Diseñando el Desastres

Churros, Secretos y el Traidor

Esa misma madrugada, Mía despertó a Julián con una urgencia absoluta. —Julián, las gemelas necesitan churros rellenos de dulce de leche. Pero los de "La Antigua", los que están cerca de la Plaza de Mayo.

—Mía, son las tres de la mañana... —balbuceó Julián, pero al ver la mirada de su esposa (y la de Missiu Leguau, que parecía apoyar la moción), se puso la chaqueta.

Al llegar a la zona histórica, Julián vio algo que lo dejó helado. Frente a un café oscuro que solía cerrar tarde, Facundo Alvear estaba hablando intensamente con un hombre que bajaba de un coche blindado. Julián se ocultó tras una columna de la Recova y sacó su teléfono. El hombre del coche no era otro que el asistente personal de Martina Rossi.

—¡Lo sabía! —susurró Julián—. El "galán" de las vacas está haciendo negocios con la enemiga.

En ese momento, Missiu, que se había colado en el asiento trasero del coche de Julián, saltó por la ventanilla y empezó a maullar cerca de los hombres. Julián tuvo que correr para rescatar a la gata antes de que lo descubrieran, perdiendo la oportunidad de escuchar más, pero con la prueba fotográfica en su poder.

Al día siguiente, en el palacete de la Recoleta, se convocó una reunión de emergencia en la biblioteca. Ethan desplegó su ordenador mientras Paz, Oliver y Mía escuchaban con rostros sombríos.

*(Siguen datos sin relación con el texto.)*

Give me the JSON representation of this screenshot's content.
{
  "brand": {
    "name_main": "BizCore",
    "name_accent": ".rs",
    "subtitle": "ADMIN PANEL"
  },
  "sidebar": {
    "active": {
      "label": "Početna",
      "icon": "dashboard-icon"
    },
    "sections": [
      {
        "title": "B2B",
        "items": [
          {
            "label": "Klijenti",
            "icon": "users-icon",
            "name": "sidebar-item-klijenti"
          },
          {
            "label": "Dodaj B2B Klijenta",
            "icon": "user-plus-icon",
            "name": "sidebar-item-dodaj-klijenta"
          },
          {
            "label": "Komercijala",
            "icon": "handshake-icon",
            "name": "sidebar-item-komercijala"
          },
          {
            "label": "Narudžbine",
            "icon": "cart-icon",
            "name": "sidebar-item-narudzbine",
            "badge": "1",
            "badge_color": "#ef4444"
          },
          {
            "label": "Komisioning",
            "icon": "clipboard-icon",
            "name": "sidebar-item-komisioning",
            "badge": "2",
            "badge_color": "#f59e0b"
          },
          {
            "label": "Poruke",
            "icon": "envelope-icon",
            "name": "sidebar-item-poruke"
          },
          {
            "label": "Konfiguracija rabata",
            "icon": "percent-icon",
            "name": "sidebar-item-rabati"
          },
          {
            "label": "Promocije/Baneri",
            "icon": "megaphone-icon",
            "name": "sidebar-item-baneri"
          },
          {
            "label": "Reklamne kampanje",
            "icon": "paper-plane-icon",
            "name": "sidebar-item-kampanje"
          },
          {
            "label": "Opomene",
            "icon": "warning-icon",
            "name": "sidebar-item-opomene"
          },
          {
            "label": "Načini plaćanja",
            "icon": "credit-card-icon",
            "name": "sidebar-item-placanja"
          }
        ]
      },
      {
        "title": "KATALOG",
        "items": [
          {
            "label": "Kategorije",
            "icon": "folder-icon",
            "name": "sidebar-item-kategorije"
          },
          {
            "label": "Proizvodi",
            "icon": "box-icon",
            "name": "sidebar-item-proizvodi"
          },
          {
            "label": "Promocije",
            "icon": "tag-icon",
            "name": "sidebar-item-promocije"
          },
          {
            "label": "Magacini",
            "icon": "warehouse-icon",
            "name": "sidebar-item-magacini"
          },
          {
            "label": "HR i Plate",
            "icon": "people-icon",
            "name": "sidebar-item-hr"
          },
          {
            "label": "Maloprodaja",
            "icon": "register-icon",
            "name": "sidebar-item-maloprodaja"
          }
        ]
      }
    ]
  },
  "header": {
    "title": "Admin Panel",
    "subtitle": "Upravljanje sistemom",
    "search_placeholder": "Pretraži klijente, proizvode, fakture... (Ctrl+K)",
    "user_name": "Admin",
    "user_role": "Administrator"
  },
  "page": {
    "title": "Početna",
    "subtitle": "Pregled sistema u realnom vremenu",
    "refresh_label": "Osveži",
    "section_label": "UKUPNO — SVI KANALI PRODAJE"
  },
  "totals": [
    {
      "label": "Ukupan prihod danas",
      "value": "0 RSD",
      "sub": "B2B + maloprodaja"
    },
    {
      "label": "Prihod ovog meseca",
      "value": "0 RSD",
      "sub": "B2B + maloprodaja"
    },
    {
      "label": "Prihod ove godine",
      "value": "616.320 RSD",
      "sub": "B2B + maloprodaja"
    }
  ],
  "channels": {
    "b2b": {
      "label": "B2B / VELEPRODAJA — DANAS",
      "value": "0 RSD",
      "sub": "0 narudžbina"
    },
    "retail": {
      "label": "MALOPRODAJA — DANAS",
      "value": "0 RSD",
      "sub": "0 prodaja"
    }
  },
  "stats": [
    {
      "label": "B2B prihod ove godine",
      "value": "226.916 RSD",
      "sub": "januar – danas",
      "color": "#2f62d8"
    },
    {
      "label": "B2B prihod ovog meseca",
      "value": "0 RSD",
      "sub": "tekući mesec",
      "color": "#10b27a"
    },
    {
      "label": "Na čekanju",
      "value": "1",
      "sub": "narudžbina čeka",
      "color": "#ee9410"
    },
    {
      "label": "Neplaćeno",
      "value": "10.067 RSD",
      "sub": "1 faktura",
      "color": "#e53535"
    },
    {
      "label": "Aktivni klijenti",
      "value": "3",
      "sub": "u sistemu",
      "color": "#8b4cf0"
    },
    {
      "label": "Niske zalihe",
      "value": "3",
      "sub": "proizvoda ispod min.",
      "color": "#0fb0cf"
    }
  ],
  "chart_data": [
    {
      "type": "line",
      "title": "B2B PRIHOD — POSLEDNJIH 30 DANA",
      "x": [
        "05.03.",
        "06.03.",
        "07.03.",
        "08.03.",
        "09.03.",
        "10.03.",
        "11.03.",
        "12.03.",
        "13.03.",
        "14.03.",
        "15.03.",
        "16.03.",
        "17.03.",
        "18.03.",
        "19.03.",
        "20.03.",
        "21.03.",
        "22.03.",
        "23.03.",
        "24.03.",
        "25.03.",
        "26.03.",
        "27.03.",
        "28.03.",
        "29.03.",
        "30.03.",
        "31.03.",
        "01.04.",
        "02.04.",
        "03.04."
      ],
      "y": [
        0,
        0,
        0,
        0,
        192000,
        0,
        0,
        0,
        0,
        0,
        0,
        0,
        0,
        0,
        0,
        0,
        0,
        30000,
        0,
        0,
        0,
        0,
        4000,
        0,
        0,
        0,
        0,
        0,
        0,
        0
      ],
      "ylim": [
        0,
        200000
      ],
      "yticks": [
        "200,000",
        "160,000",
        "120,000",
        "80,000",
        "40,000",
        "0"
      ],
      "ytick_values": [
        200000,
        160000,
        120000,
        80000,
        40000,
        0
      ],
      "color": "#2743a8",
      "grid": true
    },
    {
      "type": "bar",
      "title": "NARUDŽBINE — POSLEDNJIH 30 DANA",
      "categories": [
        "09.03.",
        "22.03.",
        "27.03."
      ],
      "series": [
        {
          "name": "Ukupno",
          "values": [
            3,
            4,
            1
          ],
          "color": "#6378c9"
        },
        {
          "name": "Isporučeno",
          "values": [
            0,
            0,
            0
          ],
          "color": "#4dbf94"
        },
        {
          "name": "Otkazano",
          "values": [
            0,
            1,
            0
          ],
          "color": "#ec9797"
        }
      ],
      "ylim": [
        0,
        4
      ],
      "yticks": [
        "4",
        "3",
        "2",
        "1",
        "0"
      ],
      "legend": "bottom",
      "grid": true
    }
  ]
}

—Martina no está actuando por despecho amoroso, eso fue solo la pantalla —explicó Ethan—. Se ha aliado con el grupo de Vance y con Facundo Alvear aquí en Argentina. Su objetivo es bloquear legalmente la apertura de nuestra sucursal en México antes de que el consejo de administración apruebe la inversión.

—Quieren asfixiarnos financieramente en el sur para que no podamos expandirnos al norte —analizó Paz—. Si logran detener México, Selene Global perderá su mayor contrato de la década.

Julián entró en ese momento, todavía con olor a churros y polen de los Catskills (metafóricamente). —Y tengo la prueba de que Alvear es el infiltrado —dijo, mostrando la foto del encuentro nocturno.

Missiu Leguau saltó sobre la mesa de caoba, sentándose justo encima del mapa de Ciudad de México. Miró a los cuatro adultos y soltó un maullido autoritario, como si ella ya tuviera la estrategia lista.

—Bien —dijo Mía, acariciando a su gata—. Quieren guerra en Buenos Aires y sabotaje en México. Pues no conocen a las mujeres Ferrer. Oliver, prepara la contrademanda. Paz, vamos a usar los terrenos de Alvear contra él. Y Missiu... tú sigue vigilando a los intrusos.